If the process is steadily at 100% it is typically an infinite loop.
To determine what threads are using up most of the CPU you can run .time
and !runaway
to get an idea of how long your process has been up, how much time it has spent on the CPU (user mode time) and how much user mode time each thread has been using to find out what threads are using the most.
For example in this case we have spent a total of 14 seconds in user mode, and out of that, thread 14 has used 4 seconds.
0:000> .time
Debug session time: Mon Oct 16 12:20:22.000 2006 (GMT+2)

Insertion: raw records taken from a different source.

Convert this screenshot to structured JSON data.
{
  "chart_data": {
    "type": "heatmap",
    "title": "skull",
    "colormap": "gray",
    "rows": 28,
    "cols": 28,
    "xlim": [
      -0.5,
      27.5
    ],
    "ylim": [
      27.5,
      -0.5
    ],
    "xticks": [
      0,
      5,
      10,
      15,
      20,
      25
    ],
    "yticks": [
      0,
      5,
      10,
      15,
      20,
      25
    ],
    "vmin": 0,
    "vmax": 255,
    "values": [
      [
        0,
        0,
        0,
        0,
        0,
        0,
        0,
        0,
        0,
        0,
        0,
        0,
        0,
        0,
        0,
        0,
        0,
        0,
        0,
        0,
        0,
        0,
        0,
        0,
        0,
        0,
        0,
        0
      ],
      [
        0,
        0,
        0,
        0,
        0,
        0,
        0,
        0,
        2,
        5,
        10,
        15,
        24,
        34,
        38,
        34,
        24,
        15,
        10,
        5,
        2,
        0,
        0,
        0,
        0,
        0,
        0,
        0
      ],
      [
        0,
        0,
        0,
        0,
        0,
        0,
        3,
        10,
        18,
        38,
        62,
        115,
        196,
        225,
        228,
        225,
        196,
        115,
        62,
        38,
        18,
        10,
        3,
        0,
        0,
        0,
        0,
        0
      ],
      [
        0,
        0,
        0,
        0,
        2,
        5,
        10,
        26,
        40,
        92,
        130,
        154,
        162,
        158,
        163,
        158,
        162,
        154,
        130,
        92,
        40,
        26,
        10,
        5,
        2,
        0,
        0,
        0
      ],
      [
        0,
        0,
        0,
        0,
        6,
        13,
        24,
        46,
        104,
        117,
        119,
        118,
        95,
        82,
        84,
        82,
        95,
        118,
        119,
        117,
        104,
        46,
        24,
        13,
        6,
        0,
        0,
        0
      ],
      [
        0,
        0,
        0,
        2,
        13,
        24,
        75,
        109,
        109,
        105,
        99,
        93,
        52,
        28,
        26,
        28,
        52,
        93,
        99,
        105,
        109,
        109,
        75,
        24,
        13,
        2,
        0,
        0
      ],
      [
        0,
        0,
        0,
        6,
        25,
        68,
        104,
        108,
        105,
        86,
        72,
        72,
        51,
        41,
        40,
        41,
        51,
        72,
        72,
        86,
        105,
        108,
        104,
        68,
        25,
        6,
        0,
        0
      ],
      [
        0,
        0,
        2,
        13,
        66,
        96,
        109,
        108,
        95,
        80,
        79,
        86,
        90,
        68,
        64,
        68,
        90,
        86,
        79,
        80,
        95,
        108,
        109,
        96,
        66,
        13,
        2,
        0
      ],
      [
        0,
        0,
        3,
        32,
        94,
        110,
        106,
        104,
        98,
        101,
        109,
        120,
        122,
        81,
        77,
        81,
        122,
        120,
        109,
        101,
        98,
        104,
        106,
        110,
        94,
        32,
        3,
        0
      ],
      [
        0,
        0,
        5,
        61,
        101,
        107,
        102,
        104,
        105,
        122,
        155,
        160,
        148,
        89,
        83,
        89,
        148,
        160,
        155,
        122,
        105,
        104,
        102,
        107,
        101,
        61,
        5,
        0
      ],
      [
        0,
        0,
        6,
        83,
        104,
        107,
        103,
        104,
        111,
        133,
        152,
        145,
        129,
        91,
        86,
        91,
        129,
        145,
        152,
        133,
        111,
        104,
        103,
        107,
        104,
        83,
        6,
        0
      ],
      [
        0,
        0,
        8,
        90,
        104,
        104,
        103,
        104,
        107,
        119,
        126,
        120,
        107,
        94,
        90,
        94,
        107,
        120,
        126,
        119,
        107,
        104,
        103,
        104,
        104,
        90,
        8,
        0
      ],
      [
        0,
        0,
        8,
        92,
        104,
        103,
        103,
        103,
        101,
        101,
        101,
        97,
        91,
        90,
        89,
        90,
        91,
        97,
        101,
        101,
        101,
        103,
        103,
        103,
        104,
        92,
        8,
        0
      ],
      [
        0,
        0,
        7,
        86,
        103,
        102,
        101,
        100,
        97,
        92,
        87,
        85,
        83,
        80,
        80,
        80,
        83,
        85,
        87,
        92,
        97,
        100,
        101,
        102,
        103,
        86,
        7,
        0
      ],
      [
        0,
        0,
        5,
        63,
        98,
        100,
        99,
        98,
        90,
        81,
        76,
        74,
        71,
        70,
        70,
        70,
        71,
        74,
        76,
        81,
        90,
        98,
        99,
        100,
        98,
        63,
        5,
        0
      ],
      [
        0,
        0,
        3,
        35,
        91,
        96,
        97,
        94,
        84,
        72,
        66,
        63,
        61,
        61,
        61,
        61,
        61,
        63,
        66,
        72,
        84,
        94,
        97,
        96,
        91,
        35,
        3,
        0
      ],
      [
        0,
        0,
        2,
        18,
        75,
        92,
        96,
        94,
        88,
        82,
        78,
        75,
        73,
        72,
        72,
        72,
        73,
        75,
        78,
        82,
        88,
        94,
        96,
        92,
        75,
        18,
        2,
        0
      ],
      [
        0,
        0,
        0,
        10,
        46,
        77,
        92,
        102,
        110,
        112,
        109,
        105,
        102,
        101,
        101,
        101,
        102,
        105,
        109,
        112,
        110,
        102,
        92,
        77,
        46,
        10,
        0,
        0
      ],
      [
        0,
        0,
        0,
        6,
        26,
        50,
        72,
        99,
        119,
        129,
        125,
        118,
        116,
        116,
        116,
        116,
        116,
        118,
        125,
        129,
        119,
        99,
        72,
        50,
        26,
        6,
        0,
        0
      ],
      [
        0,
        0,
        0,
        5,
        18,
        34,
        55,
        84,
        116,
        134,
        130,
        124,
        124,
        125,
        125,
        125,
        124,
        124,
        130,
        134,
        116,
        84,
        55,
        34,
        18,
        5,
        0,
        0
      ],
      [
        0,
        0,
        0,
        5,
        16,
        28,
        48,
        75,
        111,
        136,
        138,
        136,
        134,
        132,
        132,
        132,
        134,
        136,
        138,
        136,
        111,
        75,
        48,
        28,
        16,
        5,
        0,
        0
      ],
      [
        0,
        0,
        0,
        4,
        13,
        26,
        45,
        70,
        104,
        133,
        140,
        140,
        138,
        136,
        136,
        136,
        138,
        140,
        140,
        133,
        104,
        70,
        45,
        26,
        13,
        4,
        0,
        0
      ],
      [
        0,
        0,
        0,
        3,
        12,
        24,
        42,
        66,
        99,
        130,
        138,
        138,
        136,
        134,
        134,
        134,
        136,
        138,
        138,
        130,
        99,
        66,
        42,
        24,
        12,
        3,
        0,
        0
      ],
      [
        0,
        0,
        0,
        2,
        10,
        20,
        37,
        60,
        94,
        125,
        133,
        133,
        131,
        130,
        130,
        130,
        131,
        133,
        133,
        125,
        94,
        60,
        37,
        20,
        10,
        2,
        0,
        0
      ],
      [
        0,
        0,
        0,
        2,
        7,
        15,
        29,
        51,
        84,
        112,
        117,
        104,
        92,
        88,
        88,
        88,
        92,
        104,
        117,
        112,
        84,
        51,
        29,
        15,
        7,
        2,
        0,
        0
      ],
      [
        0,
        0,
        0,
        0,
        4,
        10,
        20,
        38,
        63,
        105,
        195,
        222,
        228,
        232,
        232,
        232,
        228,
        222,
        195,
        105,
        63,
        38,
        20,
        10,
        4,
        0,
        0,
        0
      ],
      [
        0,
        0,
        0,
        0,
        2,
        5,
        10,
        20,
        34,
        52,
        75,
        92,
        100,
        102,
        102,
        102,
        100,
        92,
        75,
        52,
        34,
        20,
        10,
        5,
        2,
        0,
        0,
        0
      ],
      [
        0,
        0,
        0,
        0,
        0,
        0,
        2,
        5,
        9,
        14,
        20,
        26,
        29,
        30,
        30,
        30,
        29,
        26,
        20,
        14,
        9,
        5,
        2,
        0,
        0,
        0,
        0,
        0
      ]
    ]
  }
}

System Uptime: 3 days 17:11:24.778
Process Uptime: 0 days 0:09:07.000
Kernel time: 0 days 0:00:26.000
User time: 0 days 0:00:14.000
0:000> !runaway
User Mode Time
Thread Time
14:554 0 days 0:00:04.656
25:2ec 0 days 0:00:02.906
27:1264 0 days 0:00:02.359
17:13b4 0 days 0:00:01.625
16:12dc 0 days 0:00:01.375
...
Check out !runaway
in the windbg help file and play around with some of its options.
Infinite loop
If we are in an infinite loop, the thread with the loop will normally show up on top of !runaway
. You can also identify it by running ~* e !clrstack
and ~* kb
to see if any of the threads seem to be in a looping construct (if you know the code).
High CPU in GC
If the GC threads show up as the top threads in !runaway
. Take a look at the perfmon counter .NET CLR Memory/% Time in GC to see if the average is very high. If it is follow this post on debugging high CPU in GC to determine why.
Busy Server
If all the threads are just spread out, busy with different things you may have some optimization work ahead of you. There is no easy way to debug this type of thing to determine where to optimize. Instead you should pull out some of the most commonly used features and run profilers on them to see how much time / CPU time they take and optimize the pieces that take the longest time.
Phew, That was a long post :) But hopefully it has given you some insight in how to debug hangs and performance issues.